Submitted to: Protein Journal
Publication Type: Peer Reviewed Journal
Publication Acceptance Date: 12/21/2007
Publication Date: 3/31/2008
Citation: Cao, H., Rui, L. 2008. Phosphorylation of recombinant tristetraprolin in vitro. Protein Journal. 27(3):163-169. Interpretive Summary: Diet plays an important role in the prevention of inflammation-related diseases, such as arthritis, obesity, and type 2 diabetes. The diets consumed in the United States and other developed countries appear to increase the risks of developing these diseases. Drug treatment for these diseases is not feasible for most of the world population and alternative treatments need to be explored. Previous studies suggest that cinnamon and green tea extracts exhibit insulin-like activity in cells and intact animals to induce gene expression of tristetraprolin (TTP), a regulatory protein with anti-inflammatory function. Mice deficient in TTP develop a profound inflammatory syndrome with erosive arthritis, autoimmunity, and myeloid hyperplasia. TTP expression is reduced in fats of obese people with metabolic syndrome and brains of suicide victims. These previous studies suggest that a modest increase of TTP activity may probably have a positive effect on improving these disease conditions. One of the ways to regulate TTP activity is to add phosphate to the protein, a process called protein phosphorylation. In living cells, this process is catalyzed by a class of proteins called protein kinases. In this paper, TTP phosphorylation was explored. To this end, TTP proteins of human and mouse origins were produced in bacterial cells as recombinant forms since pure forms of these proteins were not available from native cells. These proteins were then used for the study of phosphorylation in test tubes. Our results demonstrate that TTP is an in vitro substrate for a number of protein kinases. These findings should be of interest to scientists for further study of the regulation of TTP activity by phosphorylation.

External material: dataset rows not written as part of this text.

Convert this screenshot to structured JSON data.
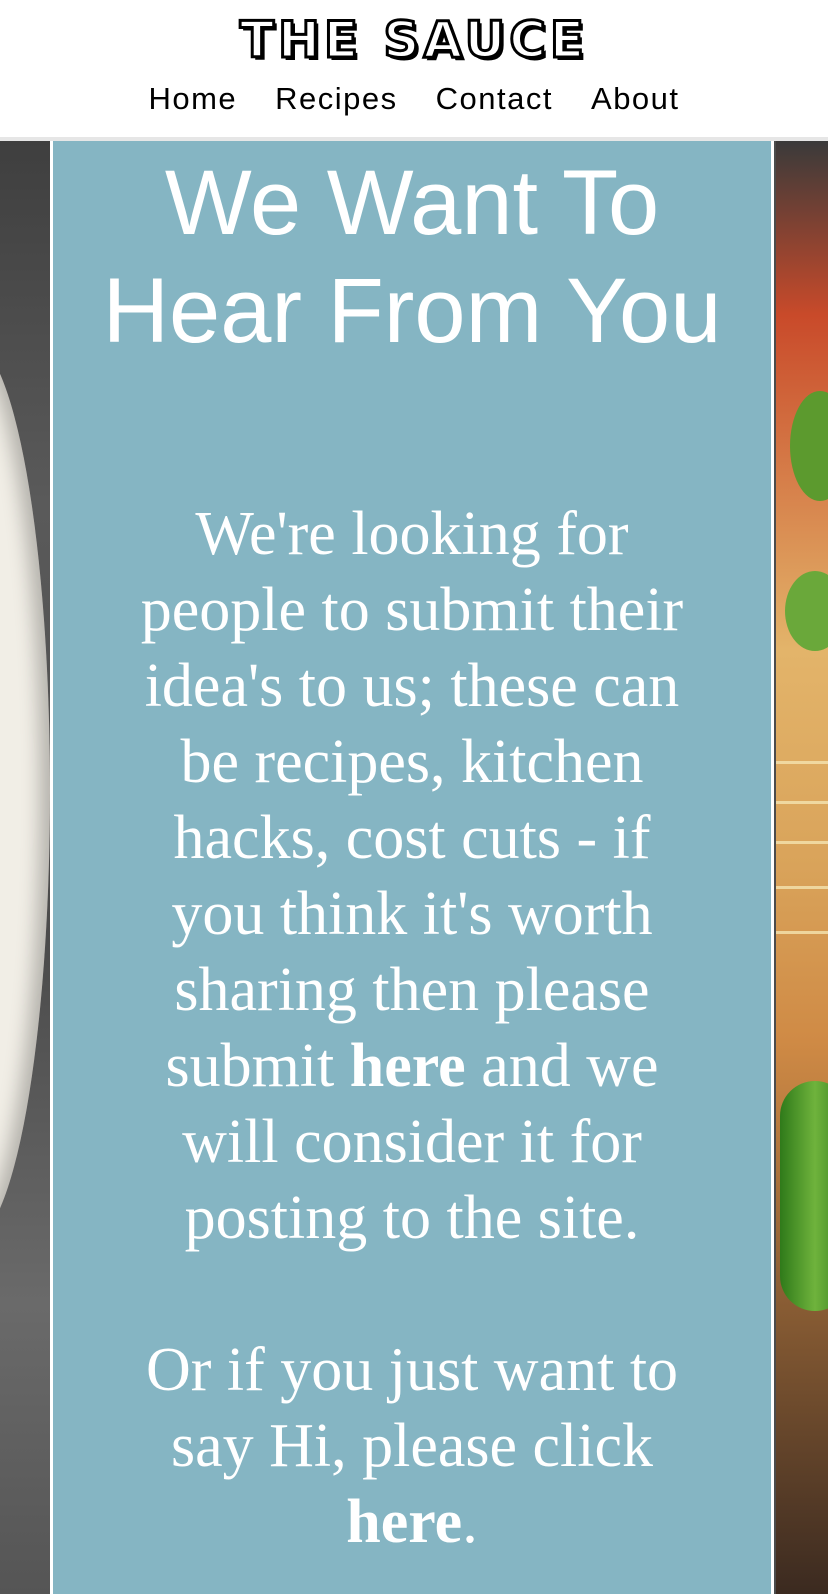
{
  "header": {
    "logo": "THE SAUCE",
    "nav": [
      "Home",
      "Recipes",
      "Contact",
      "About"
    ]
  },
  "main": {
    "headline": "We Want To Hear From You",
    "paragraph1_before": "We're looking for people to submit their idea's to us; these can be recipes, kitchen hacks, cost cuts - if you think it's worth sharing then please submit ",
    "link1": "here",
    "paragraph1_after": " and we will consider it for posting to the site.",
    "paragraph2_before": "Or if you just want to say Hi, please click ",
    "link2": "here",
    "paragraph2_after": "."
  },
  "colors": {
    "panel": "#85b5c3",
    "text": "#ffffff",
    "nav_text": "#000000"
  }
}
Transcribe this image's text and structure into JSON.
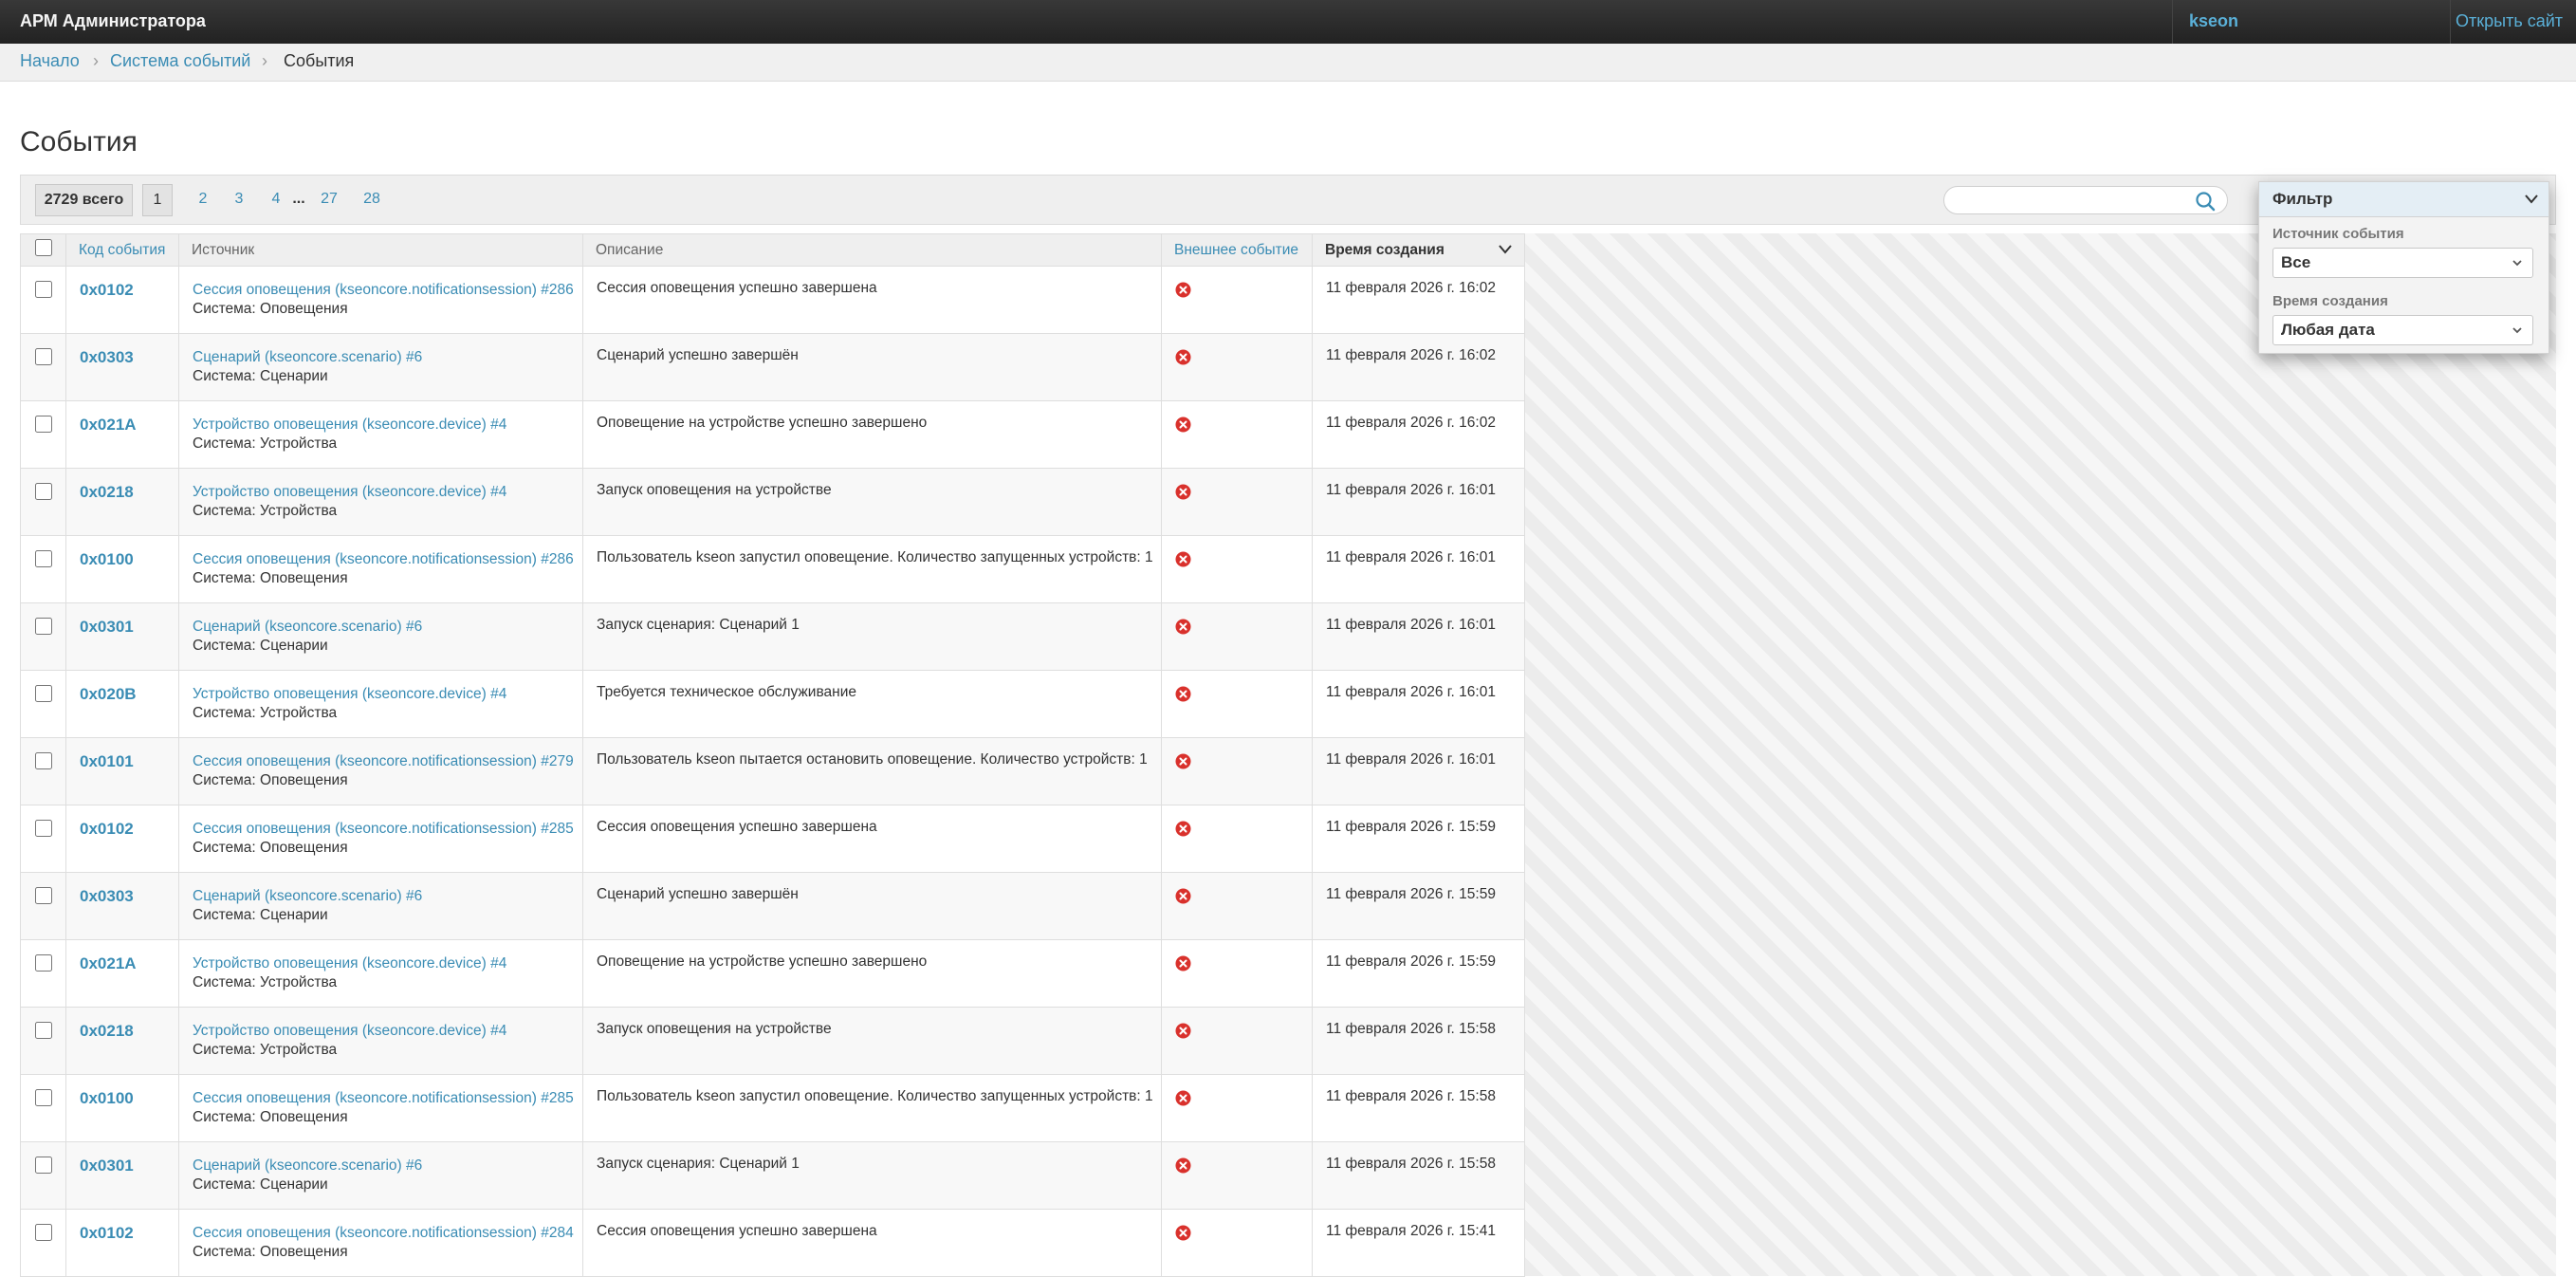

Technical Abstract: Tristetraprolin/zinc finger protein 36 (TTP/ZFP36) binds and destabilizes some AU-rich-containing mRNAs. TTP-deficient mice develop a profound inflammatory syndrome due to excessive production of proinflammatory cytokines. TTP gene expression is induced by various factors including insulin, cinnamon, and green tea extracts. Previous studies have shown that TTP is highly phosphorylated in vivo; and multiple phosphorylation sites are identified in human TTP. This study evaluated the potential protein kinases that could phosphorylate recombinant TTP in vitro. Motif scanning suggested that TTP was a potential substrate for various kinases. SDS-PAGE showed that in vitro phosphorylation of TTP with p42 and p38 MAP kinases resulted in visible electrophoretic mobility shift of TTP to higher molecular masses. Autoradiography showed that TTP was phosphorylated in vitro by GSK3b, PKA, PKB, PKC, but not Cdc2, in addition to p42, p38, and JNK kinases. These results demonstrate that TTP is a substrate for a number of protein kinases in vitro.